If kids are cracking these days in greater numbers, it's because they've been babied through high school. The work place is not a great place for sooks, wimps, blouses and babies. Maralyn should be thinking of ways to get them to harden the f*&k up, rather than preparing them for a world of unicorns and rainbows.

By the way, I work with an awful lot of Chinese and Indian guys and gals - they seem to find the study and certification process to be not too onerous, presumably because their parents ran them through the mill during their school years, rather than allowing them to take the Maralyn route - the low road of mediocrity and "equality".

*WOFTAM - Waste Of Fucking Time And Money.

4 comments:

kae said...

"There are no "mid term" assesments, tutorials or any of that other fluff - the exam is 100% of your result."

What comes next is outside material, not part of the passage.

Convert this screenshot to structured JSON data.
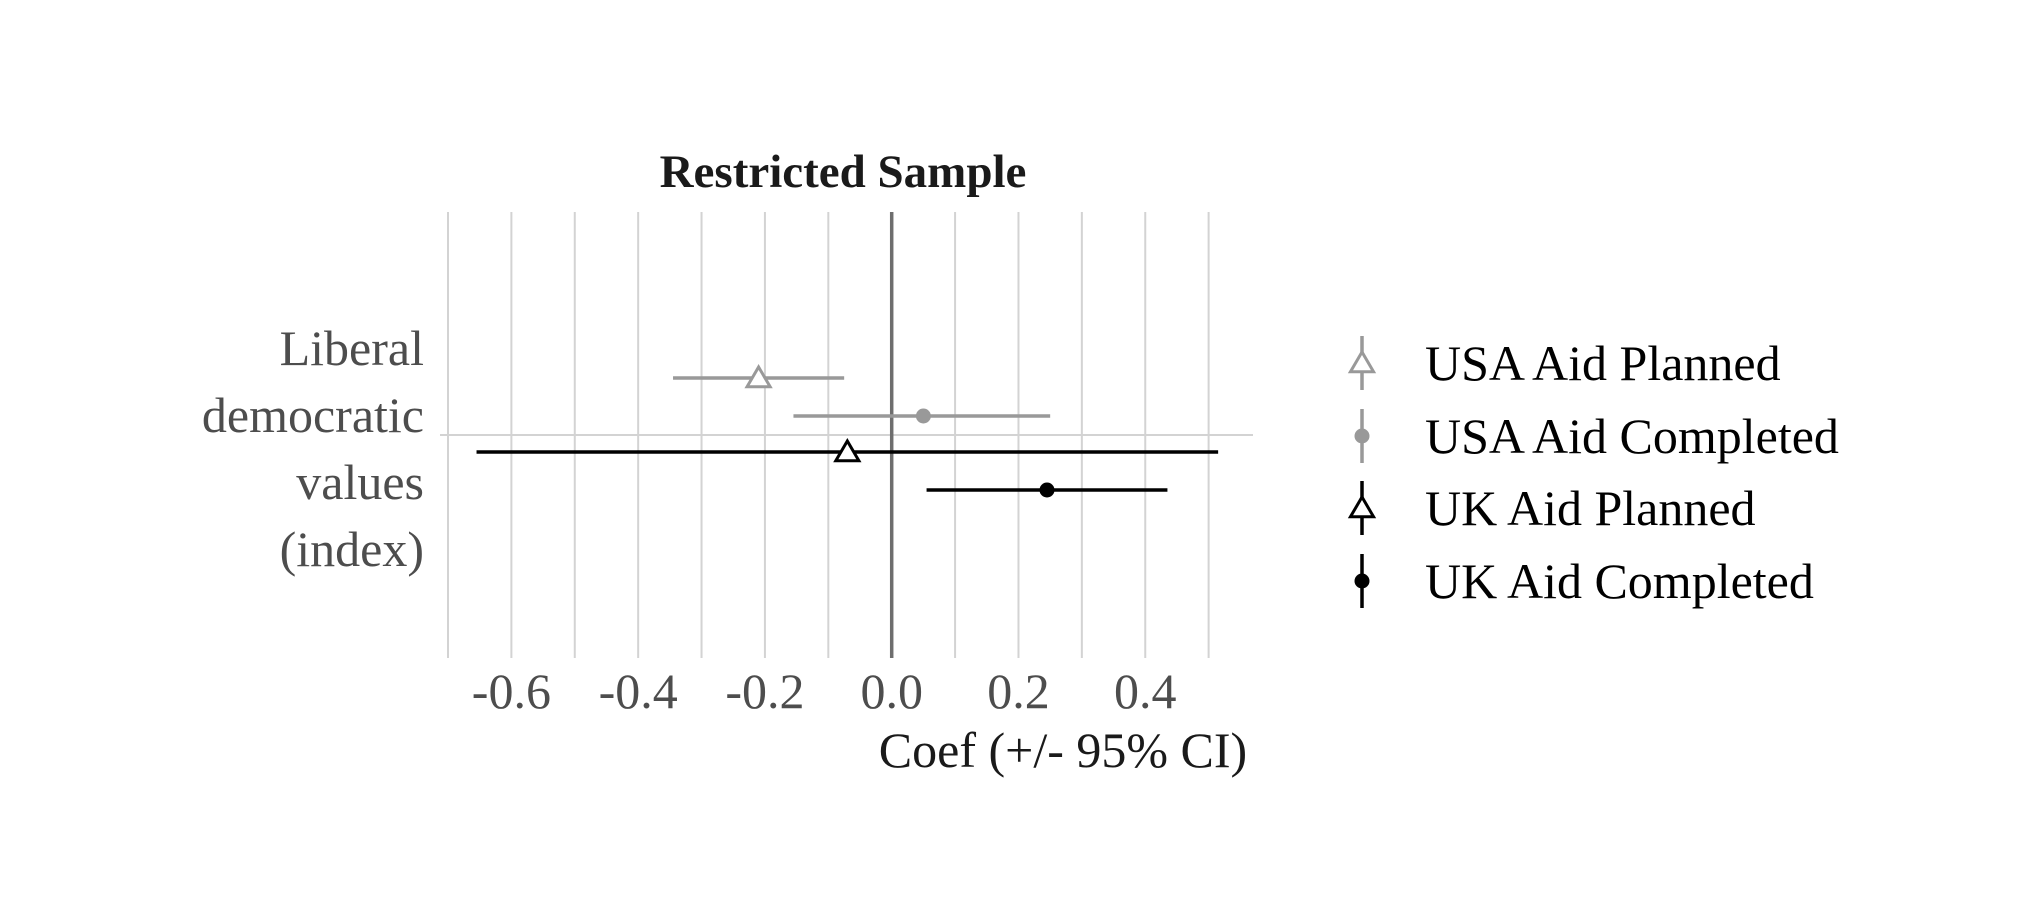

A bit like life itself. It's not a trial run.

WV: extents

BTW, Maralyn doesn't know much about uni, there are assessments, but if you fail one you can quite easily end up bombing out on all the tests and the final exam, especially if you're slack and don't bother to attend and/or do any work.

Boy on a bike said...

It's a long time since I was at uni, but some lecturers had a rule that you needed a pass mark in both your exam and your assesments. Unless you got a pass on all of them, you failed the unit. Game over. None of this "fail on one side and pass on the other". Pass everything or not at all.

Pogria said...

Bugger!!!

Here's the missing "e", in piece!

jeeez!

Anonymous said...

The fact that you think passing a one of high pressure test is proof that you lack any understanding of effective teaching and learning. True assessment takes place over time, under multiple circumstances and required the opportunity to improve; sure there is a place for rigorous testing however is that really in a grade 3 classroom?